09/06/2026
20th Century Tuesday: Men’s Silk Dress Shirt, c. 1920s
N.J. Sekela Collection
For this week’s 20th Century Tuesday, we are examining a fine men’s silk dress shirt dating to the 1920s, recently acquired at a show in Baltimore. The shirt was retailed by Woolf & Reynolds of Johnstown, Pennsylvania, one of the city’s prominent men’s clothing establishments during the early twentieth century.
Constructed of lightweight silk, the shirt represents a level of luxury seldom encountered in modern menswear. While silk shirts were not uncommon during the 1920s, they were generally considered a premium garment, offering a combination of comfort, refinement, and status. The soft drape and smooth hand of the fabric would have made it particularly desirable for business, evening wear, or other occasions where appearance mattered.
The shirt retains several features that immediately identify it as a product of the early twentieth century. Most notable is the presence of a collar band designed to accept a detachable collar. Prior to the widespread adoption of attached collars, men frequently owned multiple detachable collars that could be laundered, starched, and replaced independently of the shirt itself. This system allowed a gentleman to maintain a crisp appearance while extending the life of his wardrobe.
The cuffs are finished as French cuffs, requiring the use of cufflinks rather than buttons. Such details further reinforce the shirt’s intended role as a dress garment and reflect the greater formality expected of men’s clothing during the period.

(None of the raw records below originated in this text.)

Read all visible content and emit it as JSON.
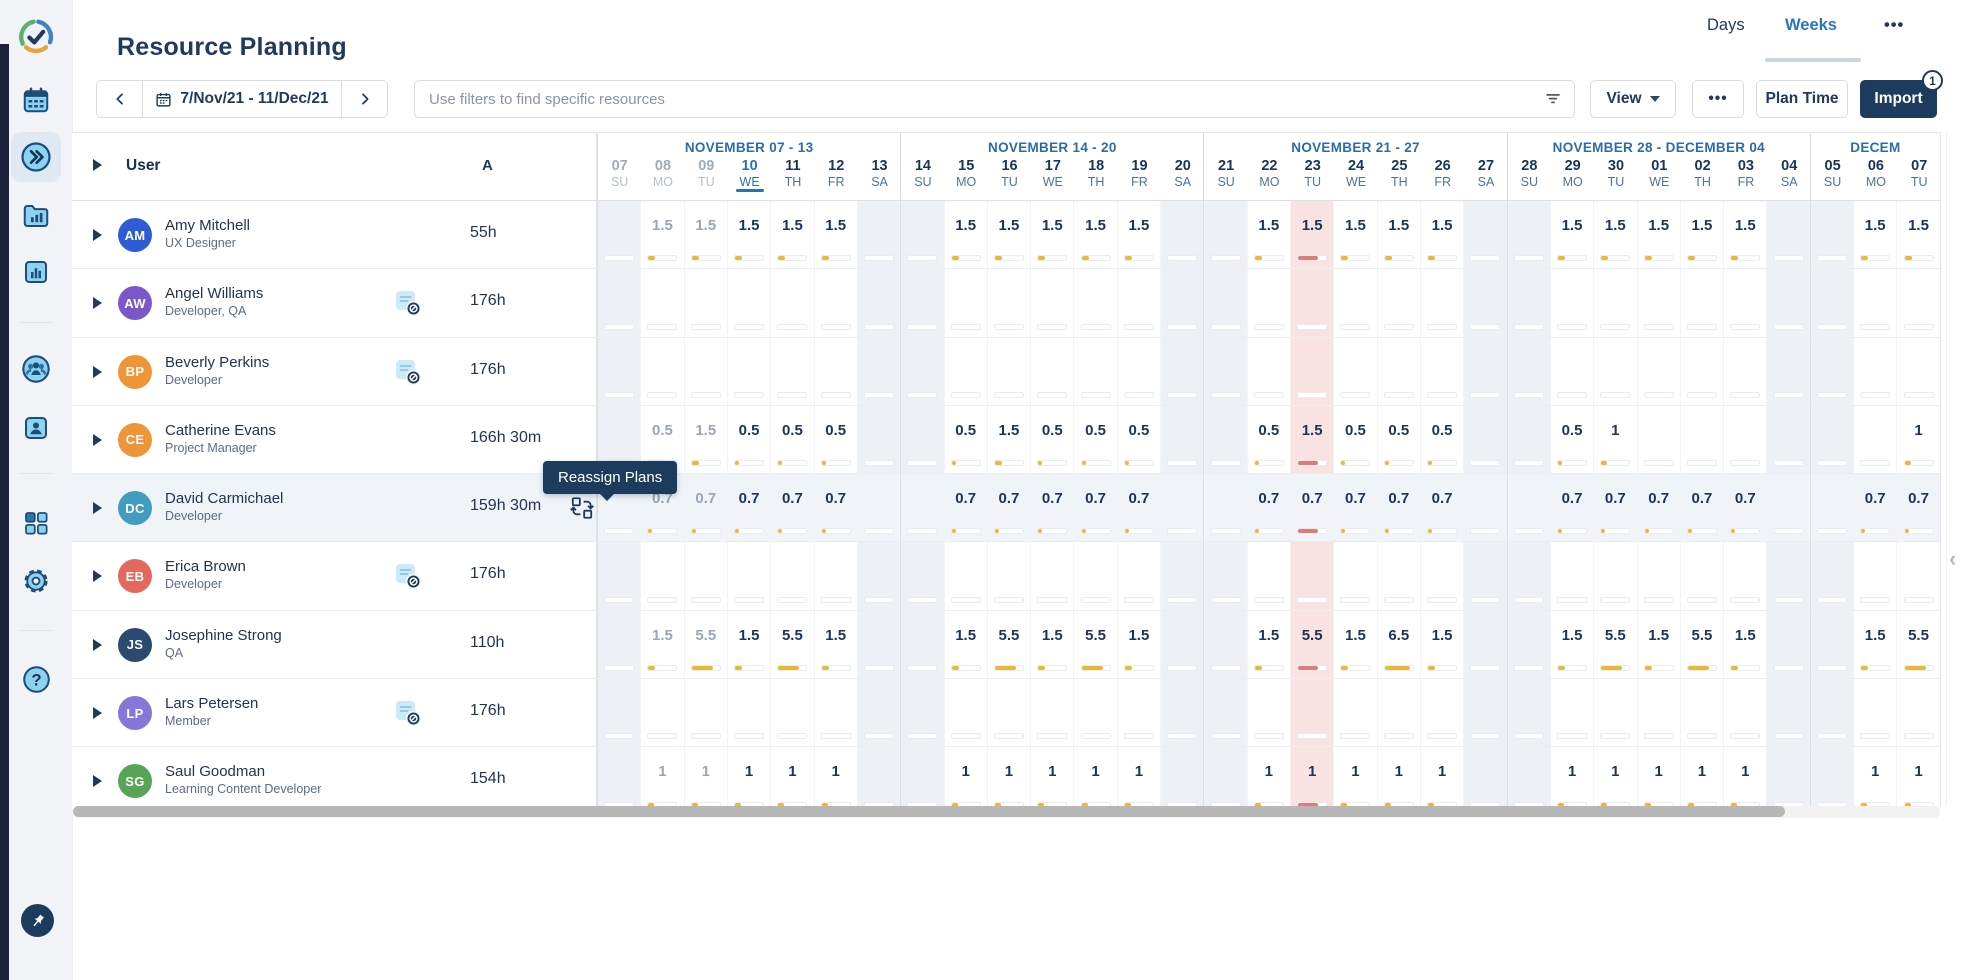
{
  "app": {
    "title": "Resource Planning"
  },
  "header": {
    "tabs": {
      "days": "Days",
      "weeks": "Weeks",
      "active": "Weeks"
    },
    "more_label": "•••"
  },
  "toolbar": {
    "date_range": "7/Nov/21 - 11/Dec/21",
    "filter_placeholder": "Use filters to find specific resources",
    "view_label": "View",
    "more_label": "•••",
    "plan_time_label": "Plan Time",
    "import_label": "Import",
    "import_badge": "1"
  },
  "sidebar": {
    "icons": [
      "logo-check",
      "calendar",
      "timeline-active",
      "reports-folder",
      "chart",
      "teams",
      "person",
      "apps-grid",
      "settings",
      "help",
      "pin"
    ]
  },
  "tooltip": {
    "text": "Reassign Plans"
  },
  "colors": {
    "accent_blue": "#2a75bb",
    "navy": "#1d3b5d",
    "bar_yellow": "#e9b838",
    "bar_red": "#dc7d7d",
    "holiday_bg": "#f9e2e2",
    "weekend_bg": "#edf1f6"
  },
  "grid": {
    "user_header": "User",
    "availability_header": "A",
    "weeks": [
      {
        "label": "NOVEMBER 07 - 13",
        "days": [
          {
            "num": "07",
            "dow": "SU",
            "weekend": true,
            "state": "past"
          },
          {
            "num": "08",
            "dow": "MO",
            "state": "past"
          },
          {
            "num": "09",
            "dow": "TU",
            "state": "past"
          },
          {
            "num": "10",
            "dow": "WE",
            "state": "today"
          },
          {
            "num": "11",
            "dow": "TH",
            "state": "future"
          },
          {
            "num": "12",
            "dow": "FR",
            "state": "future"
          },
          {
            "num": "13",
            "dow": "SA",
            "weekend": true,
            "state": "future"
          }
        ]
      },
      {
        "label": "NOVEMBER 14 - 20",
        "days": [
          {
            "num": "14",
            "dow": "SU",
            "weekend": true,
            "state": "future"
          },
          {
            "num": "15",
            "dow": "MO",
            "state": "future"
          },
          {
            "num": "16",
            "dow": "TU",
            "state": "future"
          },
          {
            "num": "17",
            "dow": "WE",
            "state": "future"
          },
          {
            "num": "18",
            "dow": "TH",
            "state": "future"
          },
          {
            "num": "19",
            "dow": "FR",
            "state": "future"
          },
          {
            "num": "20",
            "dow": "SA",
            "weekend": true,
            "state": "future"
          }
        ]
      },
      {
        "label": "NOVEMBER 21 - 27",
        "days": [
          {
            "num": "21",
            "dow": "SU",
            "weekend": true,
            "state": "future"
          },
          {
            "num": "22",
            "dow": "MO",
            "state": "future"
          },
          {
            "num": "23",
            "dow": "TU",
            "state": "future",
            "holiday": true
          },
          {
            "num": "24",
            "dow": "WE",
            "state": "future"
          },
          {
            "num": "25",
            "dow": "TH",
            "state": "future"
          },
          {
            "num": "26",
            "dow": "FR",
            "state": "future"
          },
          {
            "num": "27",
            "dow": "SA",
            "weekend": true,
            "state": "future"
          }
        ]
      },
      {
        "label": "NOVEMBER 28 - DECEMBER 04",
        "days": [
          {
            "num": "28",
            "dow": "SU",
            "weekend": true,
            "state": "future"
          },
          {
            "num": "29",
            "dow": "MO",
            "state": "future"
          },
          {
            "num": "30",
            "dow": "TU",
            "state": "future"
          },
          {
            "num": "01",
            "dow": "WE",
            "state": "future"
          },
          {
            "num": "02",
            "dow": "TH",
            "state": "future"
          },
          {
            "num": "03",
            "dow": "FR",
            "state": "future"
          },
          {
            "num": "04",
            "dow": "SA",
            "weekend": true,
            "state": "future"
          }
        ]
      },
      {
        "label": "DECEM",
        "days": [
          {
            "num": "05",
            "dow": "SU",
            "weekend": true,
            "state": "future"
          },
          {
            "num": "06",
            "dow": "MO",
            "state": "future"
          },
          {
            "num": "07",
            "dow": "TU",
            "state": "future"
          }
        ]
      }
    ],
    "users": [
      {
        "initials": "AM",
        "name": "Amy Mitchell",
        "role": "UX Designer",
        "hours": "55h",
        "avatar_color": "#2e5cd5",
        "no_plans_icon": false,
        "schedule": [
          null,
          1.5,
          1.5,
          1.5,
          1.5,
          1.5,
          null,
          null,
          1.5,
          1.5,
          1.5,
          1.5,
          1.5,
          null,
          null,
          1.5,
          1.5,
          1.5,
          1.5,
          1.5,
          null,
          null,
          1.5,
          1.5,
          1.5,
          1.5,
          1.5,
          null,
          null,
          1.5,
          1.5
        ]
      },
      {
        "initials": "AW",
        "name": "Angel Williams",
        "role": "Developer, QA",
        "hours": "176h",
        "avatar_color": "#7b57c9",
        "no_plans_icon": true,
        "schedule": []
      },
      {
        "initials": "BP",
        "name": "Beverly Perkins",
        "role": "Developer",
        "hours": "176h",
        "avatar_color": "#ee9537",
        "no_plans_icon": true,
        "schedule": []
      },
      {
        "initials": "CE",
        "name": "Catherine Evans",
        "role": "Project Manager",
        "hours": "166h 30m",
        "avatar_color": "#ee9537",
        "no_plans_icon": false,
        "schedule": [
          null,
          0.5,
          1.5,
          0.5,
          0.5,
          0.5,
          null,
          null,
          0.5,
          1.5,
          0.5,
          0.5,
          0.5,
          null,
          null,
          0.5,
          1.5,
          0.5,
          0.5,
          0.5,
          null,
          null,
          0.5,
          1,
          null,
          null,
          null,
          null,
          null,
          null,
          1
        ]
      },
      {
        "initials": "DC",
        "name": "David Carmichael",
        "role": "Developer",
        "hours": "159h 30m",
        "avatar_color": "#429cbd",
        "no_plans_icon": false,
        "highlighted": true,
        "reassign_action": true,
        "schedule": [
          null,
          0.7,
          0.7,
          0.7,
          0.7,
          0.7,
          null,
          null,
          0.7,
          0.7,
          0.7,
          0.7,
          0.7,
          null,
          null,
          0.7,
          0.7,
          0.7,
          0.7,
          0.7,
          null,
          null,
          0.7,
          0.7,
          0.7,
          0.7,
          0.7,
          null,
          null,
          0.7,
          0.7
        ]
      },
      {
        "initials": "EB",
        "name": "Erica Brown",
        "role": "Developer",
        "hours": "176h",
        "avatar_color": "#e2695f",
        "no_plans_icon": true,
        "schedule": []
      },
      {
        "initials": "JS",
        "name": "Josephine Strong",
        "role": "QA",
        "hours": "110h",
        "avatar_color": "#2b4a6f",
        "no_plans_icon": false,
        "schedule": [
          null,
          1.5,
          5.5,
          1.5,
          5.5,
          1.5,
          null,
          null,
          1.5,
          5.5,
          1.5,
          5.5,
          1.5,
          null,
          null,
          1.5,
          5.5,
          1.5,
          6.5,
          1.5,
          null,
          null,
          1.5,
          5.5,
          1.5,
          5.5,
          1.5,
          null,
          null,
          1.5,
          5.5
        ]
      },
      {
        "initials": "LP",
        "name": "Lars Petersen",
        "role": "Member",
        "hours": "176h",
        "avatar_color": "#8576d9",
        "no_plans_icon": true,
        "schedule": []
      },
      {
        "initials": "SG",
        "name": "Saul Goodman",
        "role": "Learning Content Developer",
        "hours": "154h",
        "avatar_color": "#57a456",
        "no_plans_icon": false,
        "schedule": [
          null,
          1,
          1,
          1,
          1,
          1,
          null,
          null,
          1,
          1,
          1,
          1,
          1,
          null,
          null,
          1,
          1,
          1,
          1,
          1,
          null,
          null,
          1,
          1,
          1,
          1,
          1,
          null,
          null,
          1,
          1
        ]
      }
    ]
  }
}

Sized to fit our 38-inch tailoring mannequin almost perfectly, the shirt offers an excellent illustration of period proportions. Unlike modern dress shirts, which are generally designed to be worn without extensive tailoring, early twentieth-century shirts were often cut generously through the body and gathered into high-waisted trousers, creating a silhouette that differs markedly from contemporary fashions.
Perhaps the most striking feature to modern eyes is the front placket construction. Today’s dress shirts have conditioned us to expect a relatively standardized front opening, but earlier shirts often employed a variety of placket treatments that can appear unusual to contemporary observers. This example retains a distinctly period approach to shirt construction, reminding us that many details we take for granted today had not yet become standardized throughout the clothing industry.
Research into the retailer reveals that Woolf & Reynolds occupied an impressive commercial building erected in 1908 at 526 Main Street in downtown Johnstown. The structure features a molded metal façade with Classical Revival decorative elements and large Chicago-style windows. Prominently displayed on the building was the company’s slogan, “Home of Good Clothes.” The building still stands today and remains one of the notable commercial structures of historic downtown Johnstown. Contemporary advertisements and promotional material demonstrate that Woolf & Reynolds remained in business at least through 1952, indicating a long and successful presence in the city’s retail trade. Although the firm’s exact founding and closing dates remain unknown, surviving photographs, advertisements, and the building itself attest to its importance as a destination for quality men’s clothing during the first half of the twentieth century. (Heritage Johnstown)
The survival of any silk garment from this era is noteworthy. Silk is susceptible to damage from wear, laundering, and environmental conditions, making examples that remain intact increasingly difficult to locate. The combination of luxurious material, detachable-collar construction, French cuffs, unusual placket treatment, and documented retail provenance makes this shirt a particularly appealing example of American menswear from the Jazz Age.
Conclusion
This 1920s silk dress shirt illustrates a period in American menswear when detachable collars, French cuffs, and luxurious fabrics remained hallmarks of a well-dressed gentleman. Combined with its association with Woolf & Reynolds—Johnstown’s celebrated “Home of Good Clothes”—it provides a fascinating glimpse into the retail and fashion culture of a thriving Pennsylvania industrial city. Its unusual placket construction, excellent state of preservation, and connection to a documented historic retailer remind us that men’s clothing was once far less standardized than it is today. As surviving examples become increasingly scarce, garments such as this preserve important evidence of the materials, tailoring practices, and social expectations that shaped American dress during the first quarter of the twentieth century.